Gold mine in Tillabéri, Niger

The Samira Hill Gold Mine (fr. Mine d'Or du Mont Samira) is a gold mine in Téra Department of the Tillabéri Region in Niger. Opened in late 2004, it is the first industrial scale gold mine in the nation, and while operated by a Canadian/Moroccan consortia, the government of Niger owns both a 20% stake in its operation, and functions under government concession. The mine, and the possibility that other gold concessions will follow, is projected to be an important component of future export revenue for the West African state.

==Mining in Tera==
Exploitable deposits of gold have long been known to exist in Niger in the region between the Niger River and the border with Burkina Faso, and artisanal gold mining has previously taken place in the area. The Namaga concession upon which the Mine was built, is hoped to be the first mine to produce gold from the Tera greenstone belt which surrounds Koma Bangou, the country's largest artisanal mining site. Koma Bangou was first discovered by ONAREM (l'Office National des Resources Minieres, the Nigerien government's mining company) in 1985.

==SML consortia==
The mine is operated by Moroccan headquartered SML (Societe des Mines du Liptako), a joint venture between Canadian Societe Semafo Inc and Canadian Etruscan Resources Incorporated. Both companies own 80% (40% - 40%) of SML and the Government of Niger holds a 20% stake.
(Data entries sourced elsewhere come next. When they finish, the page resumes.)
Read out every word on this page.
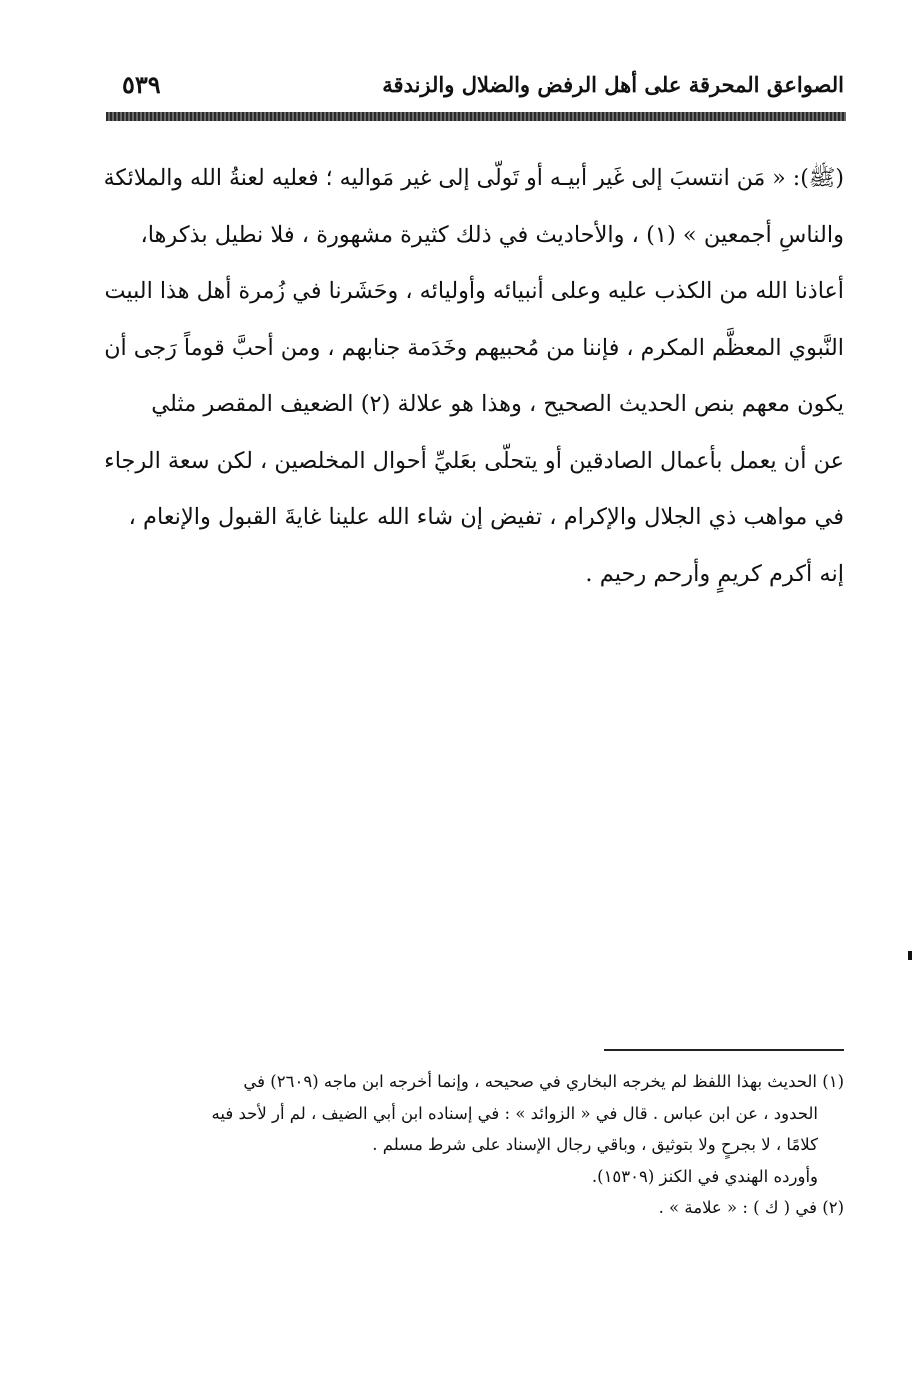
الصواعق المحرقة على أهل الرفض والضلال والزندقة
٥٣٩
(ﷺ): « مَن انتسبَ إلى غَير أبيـه أو تَولّى إلى غير مَواليه ؛ فعليه لعنةُ الله والملائكة
والناسِ أجمعين » (١) ، والأحاديث في ذلك كثيرة مشهورة ، فلا نطيل بذكرها،
أعاذنا الله من الكذب عليه وعلى أنبيائه وأوليائه ، وحَشَرنا في زُمرة أهل هذا البيت
النَّبوي المعظَّم المكرم ، فإننا من مُحبيهم وخَدَمة جنابهم ، ومن أحبَّ قوماً رَجى أن
يكون معهم بنص الحديث الصحيح ، وهذا هو علالة (٢) الضعيف المقصر مثلي
عن أن يعمل بأعمال الصادقين أو يتحلّى بعَليِّ أحوال المخلصين ، لكن سعة الرجاء
في مواهب ذي الجلال والإكرام ، تفيض إن شاء الله علينا غايةَ القبول والإنعام ،
إنه أكرم كريمٍ وأرحم رحيم .
(١) الحديث بهذا اللفظ لم يخرجه البخاري في صحيحه ، وإنما أخرجه ابن ماجه (٢٦٠٩) في
الحدود ، عن ابن عباس . قال في « الزوائد » : في إسناده ابن أبي الضيف ، لم أر لأحد فيه
كلامًا ، لا بجرحٍ ولا بتوثيق ، وباقي رجال الإسناد على شرط مسلم .
وأورده الهندي في الكنز (١٥٣٠٩).
(٢) في ( ك ) : « علامة » .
The mine site itself was created around the Samira Hill gold deposit, found on the Tiawa exploration permit and the Libiri gold deposit (three kilometers away) found on the Saoura exploration permit.

==Production==
On 5 October 2004, President Mamadou Tandja announced the official opening of the Samira Hill Gold Mine, and the first Nigerien gold ingot was presented to him. This marked a historical moment for Niger as the Samira Hill Gold Mine represents the first commercial gold production in the country.
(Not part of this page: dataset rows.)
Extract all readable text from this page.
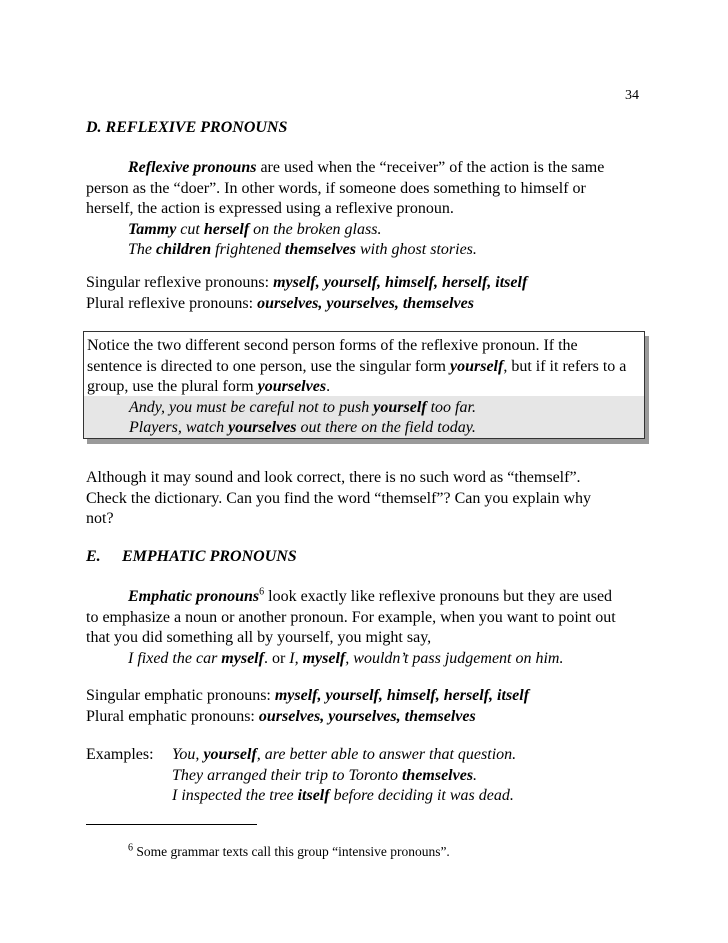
34
D. REFLEXIVE PRONOUNS
Reflexive pronouns are used when the “receiver” of the action is the same
person as the “doer”. In other words, if someone does something to himself or
herself, the action is expressed using a reflexive pronoun.
Tammy cut herself on the broken glass.
The children frightened themselves with ghost stories.
Singular reflexive pronouns: myself, yourself, himself, herself, itself
Plural reflexive pronouns: ourselves, yourselves, themselves
Notice the two different second person forms of the reflexive pronoun. If the
sentence is directed to one person, use the singular form yourself, but if it refers to a
group, use the plural form yourselves.
Andy, you must be careful not to push yourself too far.
Players, watch yourselves out there on the field today.
Although it may sound and look correct, there is no such word as “themself”.
Check the dictionary. Can you find the word “themself”? Can you explain why
not?
E. EMPHATIC PRONOUNS
Emphatic pronouns$^6$ look exactly like reflexive pronouns but they are used
to emphasize a noun or another pronoun. For example, when you want to point out
that you did something all by yourself, you might say,
I fixed the car myself. or I, myself, wouldn’t pass judgement on him.
Singular emphatic pronouns: myself, yourself, himself, herself, itself
Plural emphatic pronouns: ourselves, yourselves, themselves
Examples: You, yourself, are better able to answer that question.
They arranged their trip to Toronto themselves.
I inspected the tree itself before deciding it was dead.
$^6$ Some grammar texts call this group “intensive pronouns”.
The mine's two pits are open pits, 3 km from one another, both around 5 km north of the Burkina Faso border, and 95 km west-north-west from Niamey. The larger Samira Pit and the Libiri pit run east–west along the site, with Libiri pit to the east. The ore processing is done by crushing, grinding, and carbon leaching (Gold cyanidation), which requires a pipeline pumping water from the nearby Sirba River, to the east of the site, as well as a large reservoir and waste pits.

The first year's production is predicted to be 135,000 troy ounces (4,200 kg; 9,260 lb avoirdupois) of gold at a cash value of US$177 per ounce ($5.70/g). The mine reserves for the Samira Hill mine total 10,073,626 tons at an average grade of 2.21 grams per ton from which 618,000 troy ounces (19,200 kg; 42,400 lb) will be recovered over a 6-year mine life. SML believes to have a number of significant gold deposits within what is now recognized as the gold belt known as the "Samira Horizon", which is located between Gotheye and Ouallam.

Prior to production, the estimated totals of both pits were 10.08 million t grading 2.2 g/t Au (ore), from which it was projected 618,000 troy ounces would be produced in the estimated 6.2 years of mine life. Etruscan has projected that the Koma Bangou deposit contains reserve of 315000 oz of gold.

In 2008, Semafo announced it had discovered two new possible mine sites on its concessions, to the east and west of its current mines. Sikia 1, 1 km in length, is southeast of Libiri pit, while Libiri Plateau, northeast of the Libiri pit, runs 500 meters. It is thought the immediate are could produce pits 10 km east and west of the current site.